Guru Jarang Menulis? Rugi!
Oleh : Galih Setiawan
Sepanjang saya mengawal tugas redaksi di
Majalah Fahma, saya acapkali bertemu dengan banyak guru-guru pembaca Fahma. Ada
di antara mereka yang bertanya, bagaimana cara mengirim artikel di Fahma, ada
juga yang bercerita tentang kesulitan saat menulis, baik karena kendala waktu
maupun ide. Padahal ide itu ada di mana saja. Kalau bicara soal waktu, menulis
pun bisa di mana saja, tidak harus duduk di depan komputer atau laptop. Bisa
dengan catatan di buku, atau di telepon pintar yang sering kita genggam. Saya pernah
mendengar cerita seorang teman yang kebetulan membersamai seorang ustadz muda
dari Yogya yang terkenal dengan buku-buku best sellernya. Sang ustadz ini cukup
aktif menulis di fanpage facebooknya. Awalnya, teman saya ini mengira sang
ustadz memiliki waktu khusus untuk menulis. Namun nyatanya tidak, ustadz ini
menulis sambil lalu saja. Ketika di bandara, sedang istirahat, menulis. Kala di
kamar, menulis juga. Tulisannya pun hanya mengetik di hp, bukan di komputer.

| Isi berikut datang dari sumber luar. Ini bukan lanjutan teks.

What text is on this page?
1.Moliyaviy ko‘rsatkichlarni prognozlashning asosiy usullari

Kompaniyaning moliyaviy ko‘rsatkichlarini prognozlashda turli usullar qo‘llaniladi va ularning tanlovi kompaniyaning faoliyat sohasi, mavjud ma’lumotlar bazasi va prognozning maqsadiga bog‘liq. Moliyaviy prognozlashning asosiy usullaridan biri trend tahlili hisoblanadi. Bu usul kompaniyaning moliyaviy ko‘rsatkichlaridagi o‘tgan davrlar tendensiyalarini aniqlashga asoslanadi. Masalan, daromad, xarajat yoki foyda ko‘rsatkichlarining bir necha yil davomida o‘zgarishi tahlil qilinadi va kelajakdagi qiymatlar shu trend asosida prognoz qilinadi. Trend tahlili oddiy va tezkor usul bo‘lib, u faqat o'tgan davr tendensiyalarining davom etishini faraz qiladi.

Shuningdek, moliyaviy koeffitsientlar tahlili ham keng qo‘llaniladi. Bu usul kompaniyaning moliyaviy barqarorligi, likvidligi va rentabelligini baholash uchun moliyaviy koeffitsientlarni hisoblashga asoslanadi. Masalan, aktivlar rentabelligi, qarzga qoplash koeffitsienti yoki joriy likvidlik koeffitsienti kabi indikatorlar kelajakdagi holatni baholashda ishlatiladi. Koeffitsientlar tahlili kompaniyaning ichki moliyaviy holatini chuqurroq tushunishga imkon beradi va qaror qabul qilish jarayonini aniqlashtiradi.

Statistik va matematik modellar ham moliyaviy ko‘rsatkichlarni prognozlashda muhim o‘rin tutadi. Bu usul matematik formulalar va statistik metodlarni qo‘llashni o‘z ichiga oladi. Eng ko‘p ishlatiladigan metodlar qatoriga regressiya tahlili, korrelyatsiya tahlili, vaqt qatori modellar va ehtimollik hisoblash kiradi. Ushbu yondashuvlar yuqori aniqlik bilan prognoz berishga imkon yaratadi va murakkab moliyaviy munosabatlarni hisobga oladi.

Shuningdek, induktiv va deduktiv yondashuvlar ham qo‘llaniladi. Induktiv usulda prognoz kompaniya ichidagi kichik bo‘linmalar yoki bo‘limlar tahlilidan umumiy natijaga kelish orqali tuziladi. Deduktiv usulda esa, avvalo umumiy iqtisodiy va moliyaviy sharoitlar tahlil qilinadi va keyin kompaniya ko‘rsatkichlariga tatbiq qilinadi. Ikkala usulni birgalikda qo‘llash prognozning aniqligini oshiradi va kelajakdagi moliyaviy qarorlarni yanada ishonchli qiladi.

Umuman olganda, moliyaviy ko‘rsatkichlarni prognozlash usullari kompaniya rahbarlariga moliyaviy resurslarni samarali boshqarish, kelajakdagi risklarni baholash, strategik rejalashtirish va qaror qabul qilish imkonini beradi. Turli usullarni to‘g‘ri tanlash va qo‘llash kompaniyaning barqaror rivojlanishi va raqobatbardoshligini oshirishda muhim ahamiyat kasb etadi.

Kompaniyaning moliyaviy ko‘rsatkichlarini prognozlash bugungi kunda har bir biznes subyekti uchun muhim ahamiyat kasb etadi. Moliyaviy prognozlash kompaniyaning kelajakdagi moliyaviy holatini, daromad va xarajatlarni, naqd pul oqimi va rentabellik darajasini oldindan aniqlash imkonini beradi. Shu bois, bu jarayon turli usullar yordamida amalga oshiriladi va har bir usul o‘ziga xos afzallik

Sungguh besar sesungguhnya manfaat dari
menulis. Banyak guru yang tidak memahami apa manfaat dari menulis. Hambatan
yang paling sering muncul seperti kurangnya kemampuan atau keinginan untuk
menulis. Padahal jika guru mau menulis karya atau tulisan ilmiah, banyak sekali
manfaat yang didapat.
Saat ini menulis bagi guru bukan lagi
sebatas kewajiban, tetapi menjadi kebutuhan mendesak. Sebab berdasarkan data
Depdiknas, banyak guru terhambat kenaikan pangkat karena keterbatasan menulis.
Ada banyak manfaat menulis yang patut kita ketahui, terutama bagi seorang guru.
Menulis adalah media pengembangan kemampuan guru dalam memecahkan masalah di
kelas atau lingkungan sekolah. Menulis
juga bisa menjadi media menuangkan ide, gagasan, dan pemikiran tentang berbagai
hal, khususnya yang berkaitan tentang pendidikan.
Selain itu, menulis bisa
menjadi nilai plus bagi guru untuk mempermudah kenaikan pangkat, baik sekolah
negeri maupun swasta. Menulis juga dapat
mempermudah guru mengembangkan materi bahan dan pengetahuan yang ia miliki.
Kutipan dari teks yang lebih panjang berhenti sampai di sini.